American Catholics get it, he says:

[P]resented with a list of sixteen nations and asked to rank the severity of anti-Christian persecution in those places, American Catholics more or less nailed it, identifying North Korea, Iran, Iraq, Syria and Pakistan as the worst offenders

And yet:

[T]he results also reveal a relatively low level of urgency among American Catholics about coming to the aid of persecuted Christians. Asked to choose in terms of level of concern among five issues – human trafficking, poverty, climate change, the refugee crisis, and anti-Christian persecution – the persecution of Christians finished last.

And they don’t think their church is doing enough:

34 percent of American Catholics . . . believe their bishop isn’t doing anything on anti-Christian persecution, or, if he is, they don’t know about it, and 35 percent [believe] the same thing is true about their parish – in both cases, above one-third of the total Catholic population.

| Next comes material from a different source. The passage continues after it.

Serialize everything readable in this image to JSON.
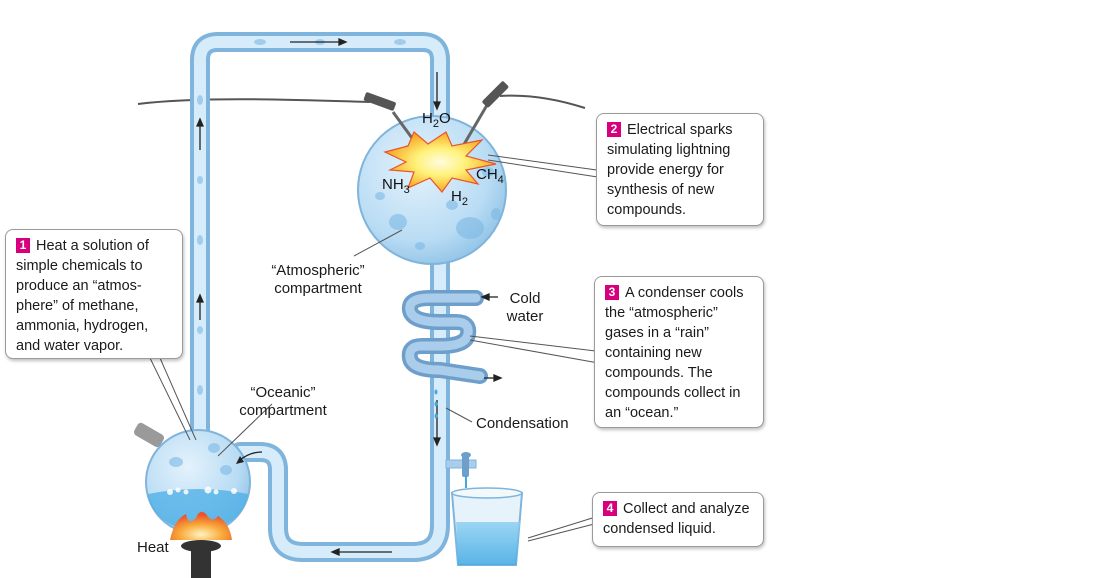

What can increase the sense of urgency and lead Catholics to urge their bishops and their parishioners to do more? The Under Caesar’s Sword project! Based on the fieldwork of 17 leading scholars of global Christianity, the project offers ready-to-use curricula for schools and parishes, a 26-minute documentary and guide for showing it to audiences, a public report that summarizes the findings, and much else. The project’s very purpose is to raise awareness and motivate action on behalf of Christians where they are most persecuted. Explore here.

The project works closely with Aid to the Church in Need and is based at the University of Notre Dame’s Center for Ethics and Culture and the Religious Freedom Institute.